When investigating possible locations from where to organize their distribution for the European market, companies often tend to forget to take into account the implication of indirect taxes (such as customs duties and VAT) within their supply chain. Neglecting such taxes might seriously impact companies' cash flow/treasury.
To avoid this drawback, Luxembourg offers efficient supply chain optimization solutions either:
- by giving the possibility to store the goods in a customs warehouse until a selling order
- by avoiding VAT pre-financing when importing goods through Luxembourg.

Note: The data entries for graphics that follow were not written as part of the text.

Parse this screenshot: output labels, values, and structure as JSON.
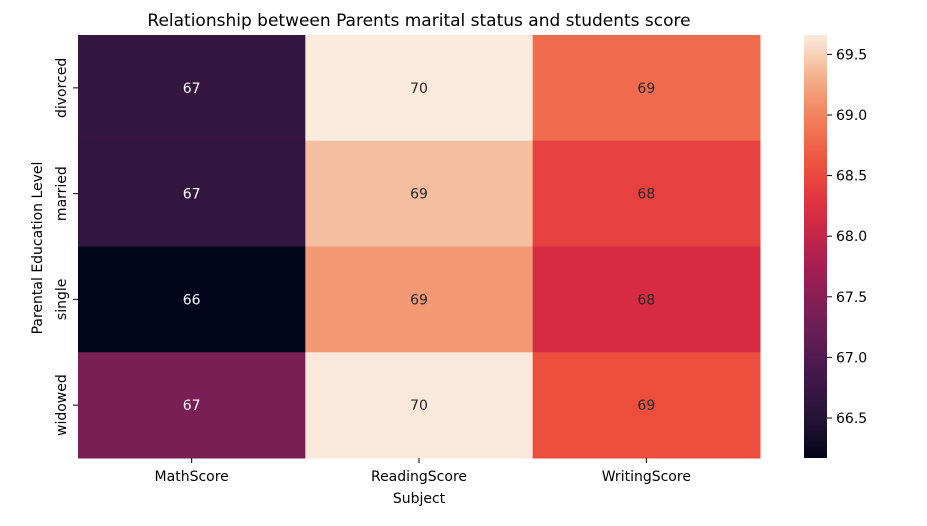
{
  "chart_data": {
    "type": "heatmap",
    "title": "Relationship between Parents marital status and students score",
    "xlabel": "Subject",
    "ylabel": "Parental Education Level",
    "x_categories": [
      "MathScore",
      "ReadingScore",
      "WritingScore"
    ],
    "y_categories": [
      "divorced",
      "married",
      "single",
      "widowed"
    ],
    "values": [
      [
        66.69,
        69.66,
        68.8
      ],
      [
        66.66,
        69.39,
        68.42
      ],
      [
        66.17,
        69.16,
        68.17
      ],
      [
        67.37,
        69.65,
        68.56
      ]
    ],
    "annotations": [
      [
        "67",
        "70",
        "69"
      ],
      [
        "67",
        "69",
        "68"
      ],
      [
        "66",
        "69",
        "68"
      ],
      [
        "67",
        "70",
        "69"
      ]
    ],
    "colorbar": {
      "range": [
        66.17,
        69.66
      ],
      "ticks": [
        66.5,
        67.0,
        67.5,
        68.0,
        68.5,
        69.0,
        69.5
      ],
      "tick_labels": [
        "66.5",
        "67.0",
        "67.5",
        "68.0",
        "68.5",
        "69.0",
        "69.5"
      ],
      "colormap": "rocket"
    }
  }
}
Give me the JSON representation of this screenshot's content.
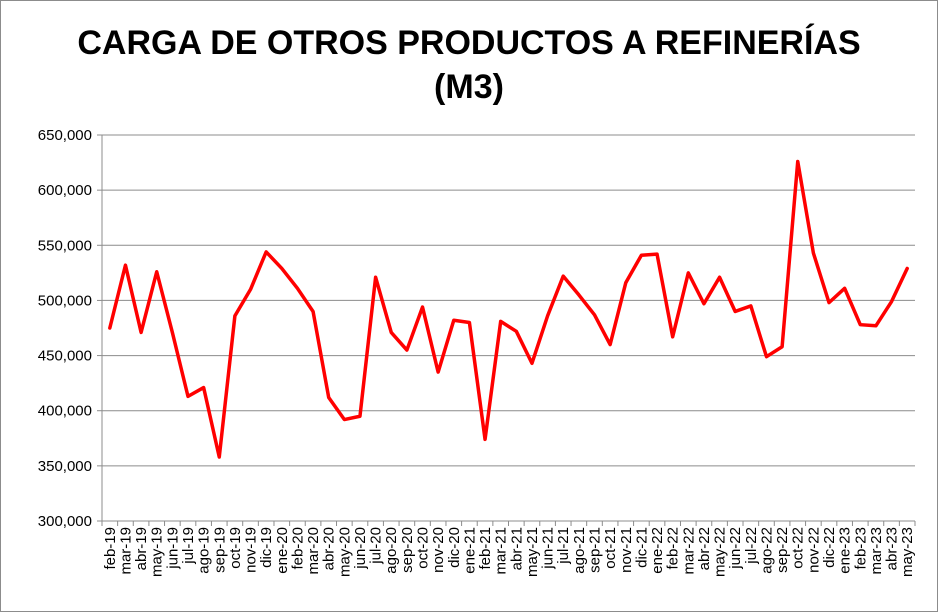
{
  "chart_data": {
    "type": "line",
    "title_lines": [
      "CARGA DE OTROS PRODUCTOS A REFINERÍAS",
      "(M3)"
    ],
    "xlabel": "",
    "ylabel": "",
    "ylim": [
      300000,
      650000
    ],
    "yticks": [
      300000,
      350000,
      400000,
      450000,
      500000,
      550000,
      600000,
      650000
    ],
    "ytick_labels": [
      "300,000",
      "350,000",
      "400,000",
      "450,000",
      "500,000",
      "550,000",
      "600,000",
      "650,000"
    ],
    "grid": true,
    "legend": "none",
    "categories": [
      "feb-19",
      "mar-19",
      "abr-19",
      "may-19",
      "jun-19",
      "jul-19",
      "ago-19",
      "sep-19",
      "oct-19",
      "nov-19",
      "dic-19",
      "ene-20",
      "feb-20",
      "mar-20",
      "abr-20",
      "may-20",
      "jun-20",
      "jul-20",
      "ago-20",
      "sep-20",
      "oct-20",
      "nov-20",
      "dic-20",
      "ene-21",
      "feb-21",
      "mar-21",
      "abr-21",
      "may-21",
      "jun-21",
      "jul-21",
      "ago-21",
      "sep-21",
      "oct-21",
      "nov-21",
      "dic-21",
      "ene-22",
      "feb-22",
      "mar-22",
      "abr-22",
      "may-22",
      "jun-22",
      "jul-22",
      "ago-22",
      "sep-22",
      "oct-22",
      "nov-22",
      "dic-22",
      "ene-23",
      "feb-23",
      "mar-23",
      "abr-23",
      "may-23"
    ],
    "series": [
      {
        "color": "#ff0000",
        "values": [
          475000,
          532000,
          471000,
          526000,
          471000,
          413000,
          421000,
          358000,
          486000,
          510000,
          544000,
          529000,
          511000,
          490000,
          412000,
          392000,
          395000,
          521000,
          471000,
          455000,
          494000,
          435000,
          482000,
          480000,
          374000,
          481000,
          472000,
          443000,
          486000,
          522000,
          505000,
          487000,
          460000,
          516000,
          541000,
          542000,
          467000,
          525000,
          497000,
          521000,
          490000,
          495000,
          449000,
          458000,
          626000,
          543000,
          498000,
          511000,
          478000,
          477000,
          499000,
          529000
        ]
      }
    ]
  }
}
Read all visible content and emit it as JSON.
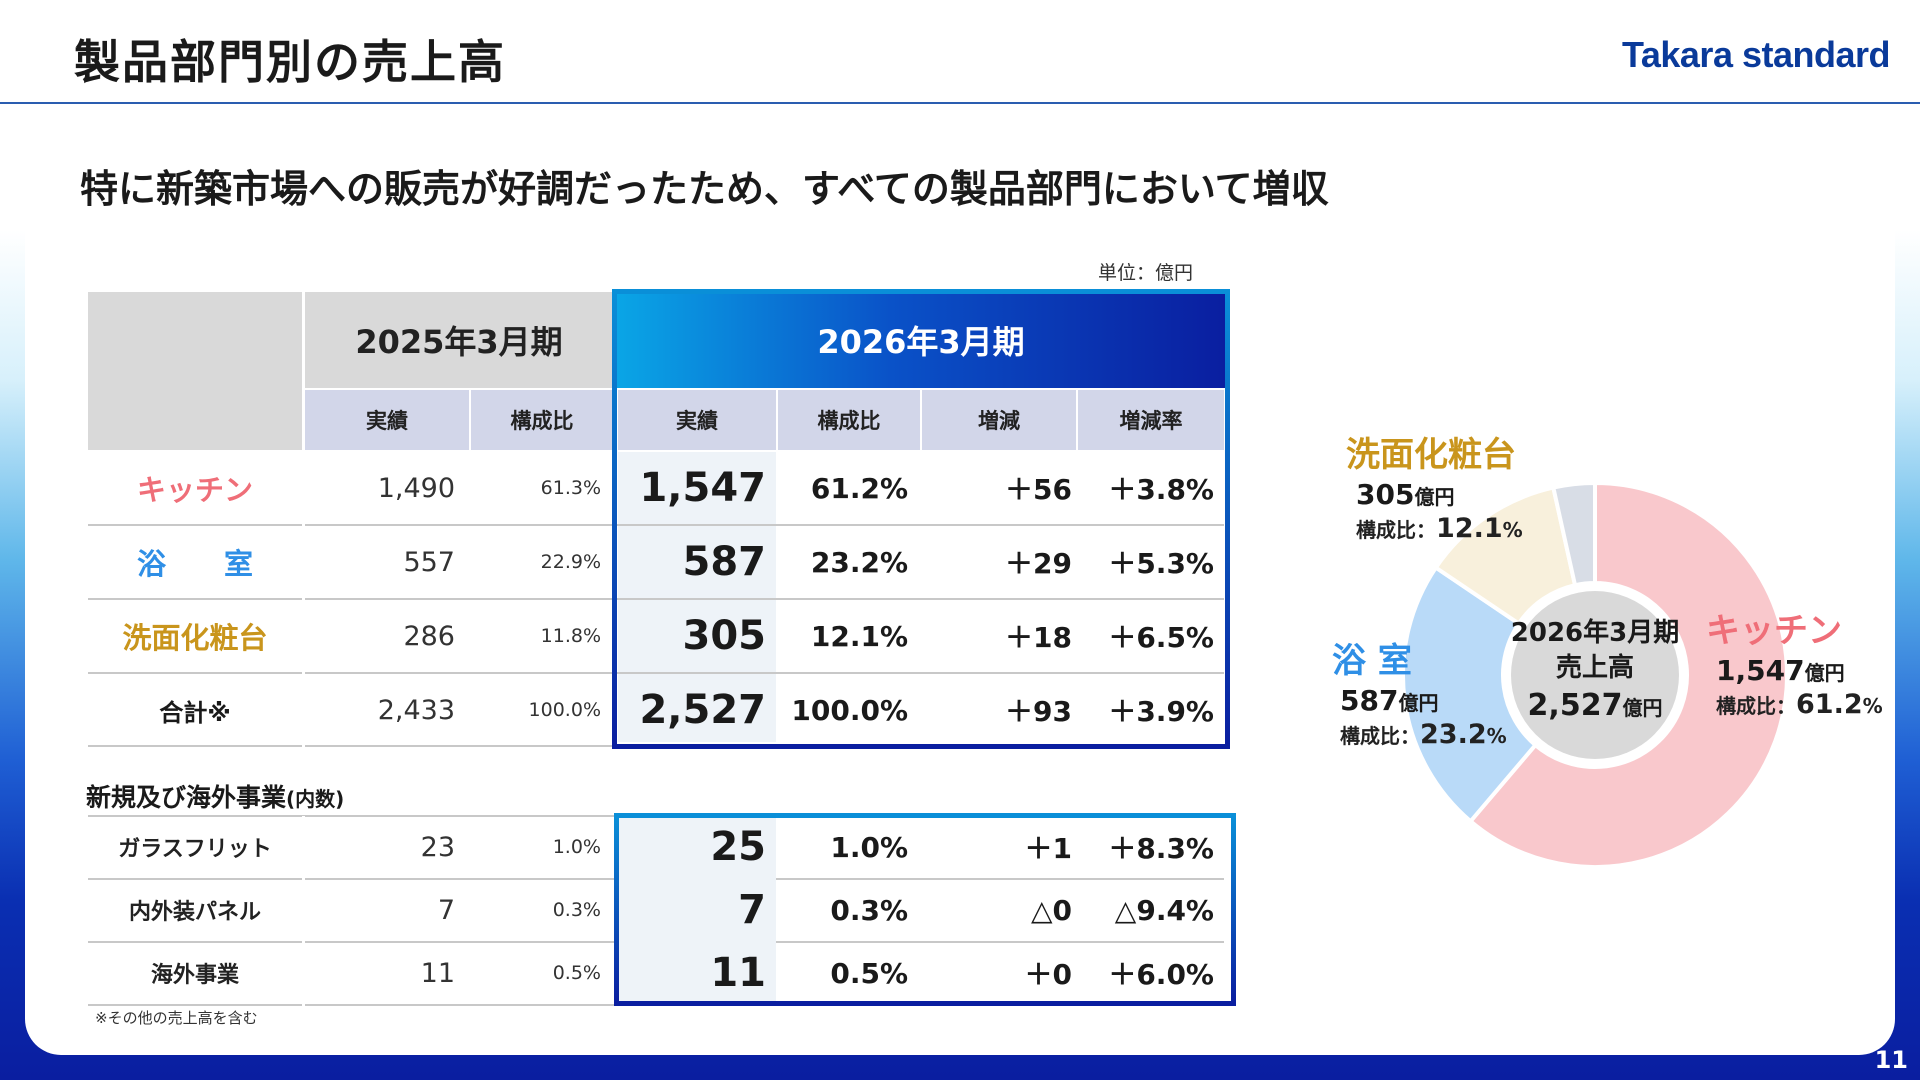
{
  "header": {
    "title": "製品部門別の売上高",
    "logo": "Takara standard"
  },
  "headline": "特に新築市場への販売が好調だったため、すべての製品部門において増収",
  "unit": "単位：億円",
  "table": {
    "period_prev": "2025年3月期",
    "period_curr": "2026年3月期",
    "col_actual": "実績",
    "col_ratio": "構成比",
    "col_change": "増減",
    "col_rate": "増減率",
    "rows": [
      {
        "name": "キッチン",
        "prev": "1,490",
        "prev_ratio": "61.3%",
        "curr": "1,547",
        "curr_ratio": "61.2%",
        "change": "＋56",
        "rate": "＋3.8%"
      },
      {
        "name": "浴　　室",
        "prev": "557",
        "prev_ratio": "22.9%",
        "curr": "587",
        "curr_ratio": "23.2%",
        "change": "＋29",
        "rate": "＋5.3%"
      },
      {
        "name": "洗面化粧台",
        "prev": "286",
        "prev_ratio": "11.8%",
        "curr": "305",
        "curr_ratio": "12.1%",
        "change": "＋18",
        "rate": "＋6.5%"
      },
      {
        "name": "合計※",
        "prev": "2,433",
        "prev_ratio": "100.0%",
        "curr": "2,527",
        "curr_ratio": "100.0%",
        "change": "＋93",
        "rate": "＋3.9%"
      }
    ],
    "category_colors": [
      "#ef6e78",
      "#2f8fe6",
      "#c9951c",
      "#1a1a1a"
    ]
  },
  "sub_table": {
    "title": "新規及び海外事業",
    "title_suffix": "(内数)",
    "rows": [
      {
        "name": "ガラスフリット",
        "prev": "23",
        "prev_ratio": "1.0%",
        "curr": "25",
        "curr_ratio": "1.0%",
        "change": "＋1",
        "rate": "＋8.3%"
      },
      {
        "name": "内外装パネル",
        "prev": "7",
        "prev_ratio": "0.3%",
        "curr": "7",
        "curr_ratio": "0.3%",
        "change": "△0",
        "rate": "△9.4%"
      },
      {
        "name": "海外事業",
        "prev": "11",
        "prev_ratio": "0.5%",
        "curr": "11",
        "curr_ratio": "0.5%",
        "change": "＋0",
        "rate": "＋6.0%"
      }
    ]
  },
  "footnote": "※その他の売上高を含む",
  "page_number": "11",
  "chart_data": {
    "type": "pie",
    "title": "2026年3月期",
    "center_label": "売上高",
    "center_value": "2,527",
    "center_unit": "億円",
    "slices": [
      {
        "name": "キッチン",
        "value": 1547,
        "amount": "1,547",
        "unit": "億円",
        "ratio_label": "構成比：",
        "ratio": "61.2",
        "ratio_unit": "%",
        "color": "#f9c8cc"
      },
      {
        "name": "浴 室",
        "value": 587,
        "amount": "587",
        "unit": "億円",
        "ratio_label": "構成比：",
        "ratio": "23.2",
        "ratio_unit": "%",
        "color": "#b9daf8"
      },
      {
        "name": "洗面化粧台",
        "value": 305,
        "amount": "305",
        "unit": "億円",
        "ratio_label": "構成比：",
        "ratio": "12.1",
        "ratio_unit": "%",
        "color": "#f8f0dc"
      },
      {
        "name": "",
        "value": 88,
        "color": "#d8dde6"
      }
    ],
    "label_colors": [
      "#ef6e78",
      "#2f8fe6",
      "#c9951c"
    ]
  }
}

No VAT pre-financing in Luxembourg
Beside custom duties, importing goods into the European Union (EU) triggers a VAT liability in the country of importation, unless the goods are placed in a bonded warehouse. Most EU countries require immediate payment of VAT. Luxembourg’s advanced VAT regulations have completely eliminated this process. Therefore no cost is linked to the pre-financing of import VAT in Luxembourg. While several other EU countries allow similar processes upon request and under certain conditions, the key differentiation factor of Luxembourg compared to those countries is the easiness of the process: automatic and unconditioned.
When considering the location of setting up a European distribution centre, it is important to take into account:
- incoterms® agreed between parties
- location of main suppliers and clients
- specific VAT regulations.
These factors can have a negative impact on your cash flow/treasury.
At a glance
- possibility to store the goods in a bonded warehouse
- no VAT pre-financing (automatic and unconditioned).